Roast Potatoes & Prep
1
  • Adjust rack to top position and preheat oven to 425 degrees. Wash and dry produce.

  • Dice potatoes into ½-inch pieces. Toss on a baking sheet with a large drizzle of oil, oregano, salt, and pepper. Roast on top rack until browned and tender, 20-25 minutes.

  • Meanwhile, halve, peel, and cut half the onion (whole onion for 4 servings) into ½-inch wedges.

Cook Rice
2
  • While potatoes roast, in a small pot, combine rice, 1¼ cups water (2¼ cups for 4 servings), and a pinch of salt. Bring to a boil, then cover and reduce to a low simmer. Cook until rice is tender, 15-18 minutes.

  • Keep covered off heat until ready to serve.

Mix Chimichurri Mayo
3
  • Meanwhile, in a small bowl, combine chimichurri and mayonnaise.

Start Lomo Saltado
4
  • Heat a drizzle of oil in a large pan over medium heat. Add onion wedges; cook, stirring occasionally, until lightly browned and slightly tender, 4-6 minutes. Add tomato paste and cook until brick red in color, 30-60 seconds.

  • Add turkey* and cook, breaking up meat into pieces, until cooked through, 3-4 minutes.

Finish Lomo Saltado
5
  • Add cumin, soy sauce, ½ cup water, 2 tsp vinegar, and ¼ tsp sugar to pan with turkey mixture (⅔ cup water, 4 tsp vinegar, and ½ tsp sugar for 4 servings). (Be sure to measure the vinegar—we sent more!) Cook, stirring occasionally, until sauce has thickened, 1-2 minutes.

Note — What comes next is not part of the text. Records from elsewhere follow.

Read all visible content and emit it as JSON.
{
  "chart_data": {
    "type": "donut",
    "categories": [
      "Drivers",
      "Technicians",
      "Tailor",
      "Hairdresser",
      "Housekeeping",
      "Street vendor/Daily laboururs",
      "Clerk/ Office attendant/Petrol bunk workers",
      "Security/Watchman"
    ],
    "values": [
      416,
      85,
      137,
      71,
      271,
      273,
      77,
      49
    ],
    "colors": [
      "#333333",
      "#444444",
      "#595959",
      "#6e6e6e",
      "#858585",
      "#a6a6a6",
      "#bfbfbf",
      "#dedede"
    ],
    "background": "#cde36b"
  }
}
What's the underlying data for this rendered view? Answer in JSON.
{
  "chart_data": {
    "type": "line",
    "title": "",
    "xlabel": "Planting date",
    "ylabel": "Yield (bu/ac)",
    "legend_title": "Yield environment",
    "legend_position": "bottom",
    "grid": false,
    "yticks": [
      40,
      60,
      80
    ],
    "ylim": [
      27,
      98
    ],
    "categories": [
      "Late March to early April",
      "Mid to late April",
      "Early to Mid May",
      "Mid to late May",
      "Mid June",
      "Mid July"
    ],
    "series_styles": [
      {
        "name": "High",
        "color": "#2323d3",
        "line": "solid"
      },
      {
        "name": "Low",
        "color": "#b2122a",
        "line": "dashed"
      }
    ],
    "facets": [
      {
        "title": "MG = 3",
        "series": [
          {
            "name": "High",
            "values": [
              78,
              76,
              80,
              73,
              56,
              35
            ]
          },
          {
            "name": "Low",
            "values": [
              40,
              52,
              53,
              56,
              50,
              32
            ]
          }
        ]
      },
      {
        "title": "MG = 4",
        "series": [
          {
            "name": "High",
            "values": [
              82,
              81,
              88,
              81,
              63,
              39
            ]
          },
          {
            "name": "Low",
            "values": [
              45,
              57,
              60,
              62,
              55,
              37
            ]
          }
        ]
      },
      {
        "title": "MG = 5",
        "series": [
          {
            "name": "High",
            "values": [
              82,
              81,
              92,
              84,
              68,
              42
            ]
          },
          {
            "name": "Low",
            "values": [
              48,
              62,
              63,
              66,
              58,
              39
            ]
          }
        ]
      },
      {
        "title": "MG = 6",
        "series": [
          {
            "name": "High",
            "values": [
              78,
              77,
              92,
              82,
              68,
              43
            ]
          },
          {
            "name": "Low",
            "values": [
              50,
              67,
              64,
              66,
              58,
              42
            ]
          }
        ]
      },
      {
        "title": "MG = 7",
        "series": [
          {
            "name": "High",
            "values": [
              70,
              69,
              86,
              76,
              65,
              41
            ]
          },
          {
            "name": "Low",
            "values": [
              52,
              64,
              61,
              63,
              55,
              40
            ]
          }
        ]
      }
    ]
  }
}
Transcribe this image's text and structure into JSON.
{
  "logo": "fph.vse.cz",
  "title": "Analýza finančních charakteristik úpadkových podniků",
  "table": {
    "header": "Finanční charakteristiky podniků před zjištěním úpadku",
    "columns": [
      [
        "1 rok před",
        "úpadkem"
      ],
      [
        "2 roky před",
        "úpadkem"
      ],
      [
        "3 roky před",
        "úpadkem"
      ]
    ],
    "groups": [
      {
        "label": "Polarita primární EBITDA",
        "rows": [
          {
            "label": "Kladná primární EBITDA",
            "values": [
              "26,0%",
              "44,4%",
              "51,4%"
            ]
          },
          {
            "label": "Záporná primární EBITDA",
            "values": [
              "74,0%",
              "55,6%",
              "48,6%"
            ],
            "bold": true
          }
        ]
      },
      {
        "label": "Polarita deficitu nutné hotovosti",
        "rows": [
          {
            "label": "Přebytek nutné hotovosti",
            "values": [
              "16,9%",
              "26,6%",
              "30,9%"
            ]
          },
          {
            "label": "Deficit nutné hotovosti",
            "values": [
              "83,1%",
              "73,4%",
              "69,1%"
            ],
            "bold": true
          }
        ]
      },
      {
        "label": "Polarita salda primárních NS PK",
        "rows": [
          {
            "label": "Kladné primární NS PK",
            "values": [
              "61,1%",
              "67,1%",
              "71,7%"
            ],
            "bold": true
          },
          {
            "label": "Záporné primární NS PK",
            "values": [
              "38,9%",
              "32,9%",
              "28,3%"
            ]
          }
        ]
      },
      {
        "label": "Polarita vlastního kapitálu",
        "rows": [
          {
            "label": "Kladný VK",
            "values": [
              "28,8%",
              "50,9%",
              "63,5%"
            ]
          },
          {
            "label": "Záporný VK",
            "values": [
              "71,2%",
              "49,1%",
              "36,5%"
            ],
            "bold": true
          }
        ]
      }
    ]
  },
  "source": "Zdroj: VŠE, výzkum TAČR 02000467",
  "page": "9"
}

  • Taste and season with salt and pepper if desired.

Finish & Serve
7
  • Fluff rice with a fork; stir in 1 TBSP butter (2 TBSP for 4 servings).

  • Divide rice and potatoes between plates in separate sections. Top potatoes with lomo saltado. Drizzle with chimichurri mayo and as much Sriracha as you like. Serve.